Mit der Straßenbahn zur Hochschule?

Wie wird sich der öffentliche Personennahverkehr in den kommenden Jahre in Gelsenkirchen entwickeln? Antworten auf diese Frage soll die Fortschreibung des Nahverkehrsplans geben, über den die Lokalpolitiker voraussichtlich im Herbst dieses Jahres entscheiden und der dann Anfang 2019 in Kraft treten soll.

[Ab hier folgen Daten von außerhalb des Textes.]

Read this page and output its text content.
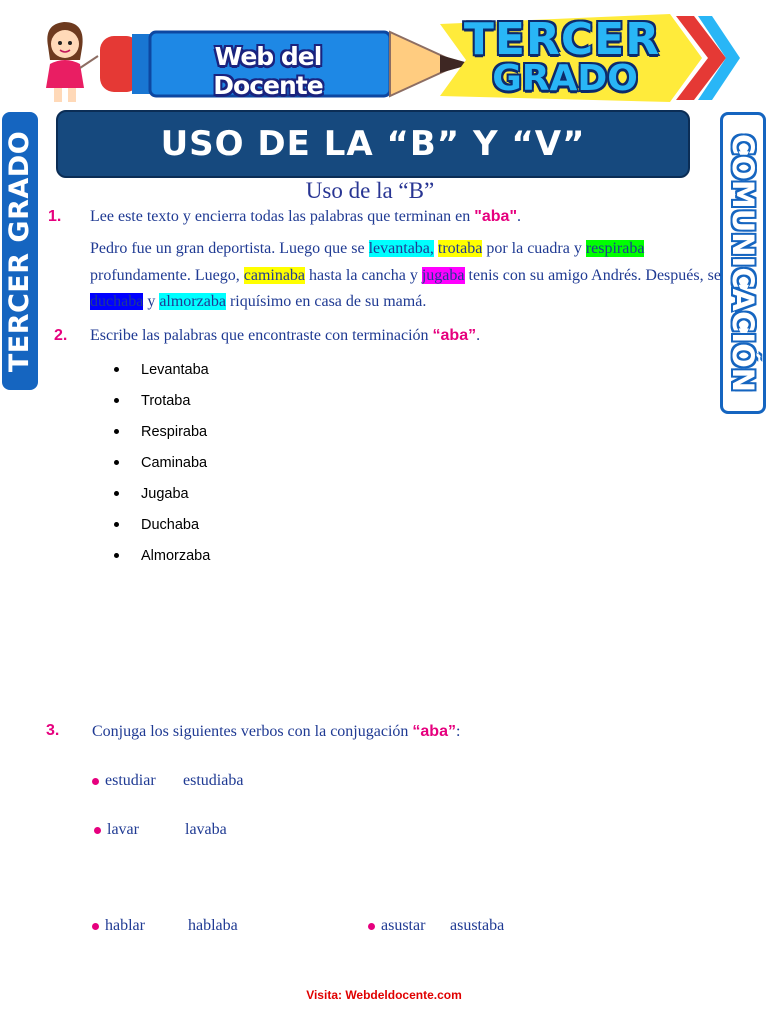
Web del Docente
TERCER
GRADO
USO DE LA “B” Y “V”
TERCER GRADO	COMUNICACIÓN
Uso de la “B”
1. Lee este texto y encierra todas las palabras que terminan en "aba".
Pedro fue un gran deportista. Luego que se levantaba, trotaba por la cuadra y respiraba profundamente. Luego, caminaba hasta la cancha y jugaba tenis con su amigo Andrés. Después, se duchaba y almorzaba riquísimo en casa de su mamá.
2. Escribe las palabras que encontraste con terminación “aba”.
Levantaba
Trotaba
Respiraba
Caminaba
Jugaba
Duchaba
Almorzaba
3. Conjuga los siguientes verbos con la conjugación “aba”:
estudiar estudiaba
lavar	lavaba
hablar	hablaba	asustar asustaba
Visita: Webdeldocente.com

Nach vielen Monaten der Diskussion, an der sich auch die Bürger mit eigenen Vorschlägen einbringen konnten, liegt jetzt ein Entwurf vor, über den in diesen Wochen zunächst in den Bezirksvertretungen beraten werden soll. Der Nahverkehrsplan hat bereits einen längeren Vorlauf hinter sich. Die Stadtverwaltung hatte gemeinsam mit einem Dortmunder Planungsbüro eine ausführliche Bestandsanalyse des öffentlichen Nahverkehrs in Gelsenkirchen durchgeführt. Zudem konnten sich Bürgerinnen und Bürger im April 2017 im Rahmen von zwei Informationsveranstaltungen über den ÖPNV in Gelsenkirchen erkundigen und Vorschläge und Wünsche formulieren. Über 400 Einsendungen mit insgesamt 629 Anregungen haben die Verwaltung erreicht. Aus der Analyse der Stärken und Schwächen sowie aus den Anregungen der Bevölkerung wurden 32 sogenannte „Prüfaufträge“ formuliert, die in den kommenden Wochen den Bezirksvertretungen und den zuständigen Ausschüssen zur Diskussion gestellt werden.

Am vergangenen Montag ließ sich die SPD-Ratsfraktion von Tobias Zobel vom Referat Verkehr über den Entwurf informieren, der einige dieser Prüfaufträge vorstellte. Dazu gehören unter anderem neue Buslinien, die bisher nicht erschlossene Wohngebiete an den ÖPNV anbinden sollen. Im Norden ist beispielsweise eine Erschließung der östlichen Wohngebiete in Buer sowie der Sportanlage Löchterheide über eine Ringfahrt der Linie 243 über den Nord- und Ostring geplant; angedacht sind auch verlängerte Betriebszeiten an Samstagen für die Siedlung „Im Eichkamp“.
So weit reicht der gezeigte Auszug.